Connecticut's state Supreme Court on Thursday upheld a lower court's dismissal of a lawsuit by the heating oil sector that had attempted to block a state energy initiative expanding natural gas pipeline infrastructure to serve retail customers.

The Connecticut Energy Marketers Association (CEMA) went after the state's Department of Energy and Environmental Protection (DEEP) and the Connecticut Public Utilities Regulatory Authority for allegedly violating the state environmental policy act by not requiring an environmental review before expanding the state's gas pipeline network. DEEP and the regulatory commission got a trial court to dismiss CEMA's lawsuit, and the heating oil organization appealed that decision.

The state's high court in a 3-1 decision agreed with the lower court's determination that an environmental impact assessment would only be required for activities funded by or proposed to be done by the state. In this particular case, the gas expansion project was initiated by state lawmakers and developed and funded by private companies.

CEMA, which represents heating oil and gasoline dealers, filed its original lawsuit in 2014 in a 24-page complaint in the Hartford District of the state's Superior Court, following the Connecticut governor's signing the statewide energy plan into law the previous year.

In its majority opinion the state high court justices said they had "serious questions" about the heating oil association's claims. "Whether the failure to prepare [an environmental impact] report constitutes a claim of 'unreasonable pollution' is, at best, debatable," they said.

In 2016, Connecticut's DEEP updated its first-ever comprehensive energy strategy authored four years ago, covering all energy end-users (residential, commercial and industrial) regarding energy efficiency, electricity, natural gas, and transportation.

CEMA has argued in court that an environmental impact assessment should have been done before the regulatory commission approved an expansion of the state gas pipeline system. The heating oil group argued that more natural gas would mean more methane emissions contributing to climate change issues from global warming.

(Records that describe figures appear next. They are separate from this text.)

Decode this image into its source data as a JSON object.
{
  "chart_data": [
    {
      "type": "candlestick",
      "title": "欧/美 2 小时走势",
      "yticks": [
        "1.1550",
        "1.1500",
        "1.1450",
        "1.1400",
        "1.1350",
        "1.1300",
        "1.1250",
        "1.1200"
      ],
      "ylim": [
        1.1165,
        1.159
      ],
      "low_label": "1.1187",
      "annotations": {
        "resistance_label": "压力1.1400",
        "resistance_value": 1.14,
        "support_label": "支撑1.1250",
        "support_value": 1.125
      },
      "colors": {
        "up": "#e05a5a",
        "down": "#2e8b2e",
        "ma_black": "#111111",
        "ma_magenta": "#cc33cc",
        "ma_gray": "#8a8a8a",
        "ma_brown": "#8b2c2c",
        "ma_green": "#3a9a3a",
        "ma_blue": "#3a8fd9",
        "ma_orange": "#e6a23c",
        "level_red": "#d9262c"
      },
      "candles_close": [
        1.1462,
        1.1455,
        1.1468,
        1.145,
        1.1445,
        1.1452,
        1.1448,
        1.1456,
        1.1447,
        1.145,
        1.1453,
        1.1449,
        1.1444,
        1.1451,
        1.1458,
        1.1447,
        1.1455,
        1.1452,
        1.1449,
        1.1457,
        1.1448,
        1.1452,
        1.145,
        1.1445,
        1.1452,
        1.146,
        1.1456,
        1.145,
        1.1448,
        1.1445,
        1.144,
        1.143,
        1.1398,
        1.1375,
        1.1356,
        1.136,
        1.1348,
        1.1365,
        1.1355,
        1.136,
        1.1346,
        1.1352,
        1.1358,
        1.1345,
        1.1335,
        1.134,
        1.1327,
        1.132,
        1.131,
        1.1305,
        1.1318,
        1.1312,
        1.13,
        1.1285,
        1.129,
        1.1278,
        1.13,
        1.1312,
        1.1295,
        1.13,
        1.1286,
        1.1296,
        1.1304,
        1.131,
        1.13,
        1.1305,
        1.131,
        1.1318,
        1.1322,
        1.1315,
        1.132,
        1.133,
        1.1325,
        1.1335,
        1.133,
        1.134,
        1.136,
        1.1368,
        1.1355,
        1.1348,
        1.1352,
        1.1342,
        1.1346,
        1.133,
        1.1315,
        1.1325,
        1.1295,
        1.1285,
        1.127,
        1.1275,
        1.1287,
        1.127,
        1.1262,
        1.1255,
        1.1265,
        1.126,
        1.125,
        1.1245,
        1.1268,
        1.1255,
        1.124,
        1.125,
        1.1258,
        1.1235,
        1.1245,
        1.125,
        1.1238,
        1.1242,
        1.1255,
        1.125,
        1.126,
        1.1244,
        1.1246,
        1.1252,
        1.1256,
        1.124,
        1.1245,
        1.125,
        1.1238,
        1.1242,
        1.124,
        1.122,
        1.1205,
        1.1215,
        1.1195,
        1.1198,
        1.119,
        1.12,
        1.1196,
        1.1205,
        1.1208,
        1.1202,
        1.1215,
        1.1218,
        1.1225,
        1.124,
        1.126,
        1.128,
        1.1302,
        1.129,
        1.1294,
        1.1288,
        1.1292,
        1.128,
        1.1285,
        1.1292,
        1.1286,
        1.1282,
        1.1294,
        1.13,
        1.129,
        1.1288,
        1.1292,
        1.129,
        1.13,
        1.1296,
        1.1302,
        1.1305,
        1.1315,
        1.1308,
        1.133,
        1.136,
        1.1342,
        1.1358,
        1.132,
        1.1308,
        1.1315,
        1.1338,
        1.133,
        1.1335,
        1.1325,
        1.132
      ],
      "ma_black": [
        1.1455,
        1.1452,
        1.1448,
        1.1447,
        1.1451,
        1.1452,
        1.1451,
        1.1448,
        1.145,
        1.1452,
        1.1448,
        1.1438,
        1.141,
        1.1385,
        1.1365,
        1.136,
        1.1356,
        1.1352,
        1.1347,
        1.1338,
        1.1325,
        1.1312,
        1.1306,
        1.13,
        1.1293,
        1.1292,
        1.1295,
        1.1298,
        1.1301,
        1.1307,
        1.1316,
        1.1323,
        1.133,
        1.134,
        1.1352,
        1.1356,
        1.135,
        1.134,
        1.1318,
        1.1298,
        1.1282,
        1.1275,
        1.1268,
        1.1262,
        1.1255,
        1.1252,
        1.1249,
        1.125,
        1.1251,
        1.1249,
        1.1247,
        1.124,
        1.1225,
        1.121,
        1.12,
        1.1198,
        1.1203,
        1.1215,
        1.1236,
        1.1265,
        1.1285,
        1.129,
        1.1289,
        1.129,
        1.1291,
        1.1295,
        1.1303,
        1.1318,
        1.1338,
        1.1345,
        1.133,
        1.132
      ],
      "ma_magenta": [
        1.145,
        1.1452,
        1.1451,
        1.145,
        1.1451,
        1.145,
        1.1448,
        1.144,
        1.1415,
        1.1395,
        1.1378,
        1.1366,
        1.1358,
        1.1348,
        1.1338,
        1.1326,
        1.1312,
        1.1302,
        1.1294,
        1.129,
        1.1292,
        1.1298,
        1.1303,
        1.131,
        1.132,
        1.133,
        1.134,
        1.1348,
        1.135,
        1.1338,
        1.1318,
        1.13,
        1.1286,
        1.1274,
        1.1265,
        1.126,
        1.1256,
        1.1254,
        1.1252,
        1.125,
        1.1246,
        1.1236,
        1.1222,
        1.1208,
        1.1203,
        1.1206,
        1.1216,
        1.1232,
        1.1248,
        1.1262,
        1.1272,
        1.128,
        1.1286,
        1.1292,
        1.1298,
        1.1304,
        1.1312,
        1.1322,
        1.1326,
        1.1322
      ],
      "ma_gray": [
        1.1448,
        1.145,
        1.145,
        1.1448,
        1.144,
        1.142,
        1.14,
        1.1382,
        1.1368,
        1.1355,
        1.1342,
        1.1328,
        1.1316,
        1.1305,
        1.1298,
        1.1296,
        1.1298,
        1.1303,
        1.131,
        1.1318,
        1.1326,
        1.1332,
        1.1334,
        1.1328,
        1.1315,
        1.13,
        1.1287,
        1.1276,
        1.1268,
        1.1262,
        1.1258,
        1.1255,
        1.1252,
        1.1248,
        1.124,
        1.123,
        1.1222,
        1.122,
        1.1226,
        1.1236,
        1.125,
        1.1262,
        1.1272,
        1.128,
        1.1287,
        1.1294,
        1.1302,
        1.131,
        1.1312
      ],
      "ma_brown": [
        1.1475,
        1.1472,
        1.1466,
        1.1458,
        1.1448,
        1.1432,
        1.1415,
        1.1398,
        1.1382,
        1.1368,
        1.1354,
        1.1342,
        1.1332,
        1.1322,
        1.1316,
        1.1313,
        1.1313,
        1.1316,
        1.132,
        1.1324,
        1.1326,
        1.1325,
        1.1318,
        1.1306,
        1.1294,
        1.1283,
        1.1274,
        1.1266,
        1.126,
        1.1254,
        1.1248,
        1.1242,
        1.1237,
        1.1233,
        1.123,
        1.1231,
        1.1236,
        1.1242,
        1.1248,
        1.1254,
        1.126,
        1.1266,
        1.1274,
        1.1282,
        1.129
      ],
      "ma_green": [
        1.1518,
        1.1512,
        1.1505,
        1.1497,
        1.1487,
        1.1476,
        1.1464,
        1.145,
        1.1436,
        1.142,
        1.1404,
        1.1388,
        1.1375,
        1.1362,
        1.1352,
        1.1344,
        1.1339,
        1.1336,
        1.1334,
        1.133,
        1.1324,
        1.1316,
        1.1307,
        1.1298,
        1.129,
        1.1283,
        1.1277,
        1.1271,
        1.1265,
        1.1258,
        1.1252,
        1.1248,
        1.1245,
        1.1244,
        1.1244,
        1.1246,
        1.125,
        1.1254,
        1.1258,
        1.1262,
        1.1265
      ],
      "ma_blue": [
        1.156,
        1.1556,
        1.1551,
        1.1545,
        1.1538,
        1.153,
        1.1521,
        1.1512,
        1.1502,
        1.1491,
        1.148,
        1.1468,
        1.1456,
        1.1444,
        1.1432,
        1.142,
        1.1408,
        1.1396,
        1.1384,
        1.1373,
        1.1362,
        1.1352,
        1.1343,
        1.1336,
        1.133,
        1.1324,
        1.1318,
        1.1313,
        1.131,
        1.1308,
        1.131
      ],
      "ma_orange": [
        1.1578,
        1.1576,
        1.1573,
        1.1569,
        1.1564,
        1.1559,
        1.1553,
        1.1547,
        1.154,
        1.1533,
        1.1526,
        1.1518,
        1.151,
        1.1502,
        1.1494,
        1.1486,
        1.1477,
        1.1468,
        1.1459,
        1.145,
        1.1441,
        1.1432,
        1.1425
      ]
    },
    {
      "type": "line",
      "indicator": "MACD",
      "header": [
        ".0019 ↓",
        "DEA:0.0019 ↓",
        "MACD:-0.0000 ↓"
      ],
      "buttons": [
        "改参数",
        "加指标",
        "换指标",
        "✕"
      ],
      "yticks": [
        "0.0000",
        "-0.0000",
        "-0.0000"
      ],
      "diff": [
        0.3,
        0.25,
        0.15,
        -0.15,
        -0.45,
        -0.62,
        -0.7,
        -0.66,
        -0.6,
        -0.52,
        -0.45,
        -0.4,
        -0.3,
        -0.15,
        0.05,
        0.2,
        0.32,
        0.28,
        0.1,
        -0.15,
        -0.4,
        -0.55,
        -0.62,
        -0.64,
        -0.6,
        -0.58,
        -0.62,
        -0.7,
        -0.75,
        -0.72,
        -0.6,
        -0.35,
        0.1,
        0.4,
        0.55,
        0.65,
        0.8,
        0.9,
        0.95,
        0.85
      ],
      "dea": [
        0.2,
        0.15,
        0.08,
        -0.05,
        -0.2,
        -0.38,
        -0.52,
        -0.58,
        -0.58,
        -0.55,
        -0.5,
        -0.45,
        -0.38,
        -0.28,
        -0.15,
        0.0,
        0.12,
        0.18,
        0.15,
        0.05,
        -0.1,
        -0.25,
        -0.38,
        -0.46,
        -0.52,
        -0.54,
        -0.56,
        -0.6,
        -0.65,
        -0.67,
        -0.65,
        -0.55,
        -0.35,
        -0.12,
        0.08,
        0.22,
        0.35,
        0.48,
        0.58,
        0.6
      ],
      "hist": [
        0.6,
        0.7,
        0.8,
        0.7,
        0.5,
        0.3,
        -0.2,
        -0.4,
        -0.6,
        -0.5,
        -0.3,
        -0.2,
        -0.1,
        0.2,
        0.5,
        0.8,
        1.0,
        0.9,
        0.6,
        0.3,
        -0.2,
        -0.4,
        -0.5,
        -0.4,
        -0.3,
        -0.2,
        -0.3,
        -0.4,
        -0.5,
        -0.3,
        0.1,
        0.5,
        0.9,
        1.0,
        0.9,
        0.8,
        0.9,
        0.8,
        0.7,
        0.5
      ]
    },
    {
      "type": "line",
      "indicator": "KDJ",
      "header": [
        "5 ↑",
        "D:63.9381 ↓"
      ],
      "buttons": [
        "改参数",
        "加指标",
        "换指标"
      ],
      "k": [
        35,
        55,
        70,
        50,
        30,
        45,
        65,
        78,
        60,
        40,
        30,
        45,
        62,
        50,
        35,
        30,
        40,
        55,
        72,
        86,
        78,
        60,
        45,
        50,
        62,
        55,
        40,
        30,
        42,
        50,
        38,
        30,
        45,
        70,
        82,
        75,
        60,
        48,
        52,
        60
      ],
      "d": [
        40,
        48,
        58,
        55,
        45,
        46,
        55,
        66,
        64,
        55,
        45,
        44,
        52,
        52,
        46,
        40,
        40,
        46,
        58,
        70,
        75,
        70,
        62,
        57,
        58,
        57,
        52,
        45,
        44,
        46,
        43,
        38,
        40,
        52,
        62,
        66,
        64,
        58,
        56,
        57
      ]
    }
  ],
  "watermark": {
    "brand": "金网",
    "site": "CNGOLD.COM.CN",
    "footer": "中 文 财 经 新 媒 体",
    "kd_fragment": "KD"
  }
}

In its energy strategy update this year, DEEP has projected continuing price and environmental advantages for gas relative to heating oil. Nevertheless, critics besides CEMA have argued that depending on more natural gas could delay the transition to cleaner, renewable fuels, such as wind and solar energy.

DEEP plans to release its final comprehensive energy strategy, including the gas component, in January, following incorporation of the final comments and feedback obtained on the revisions in December.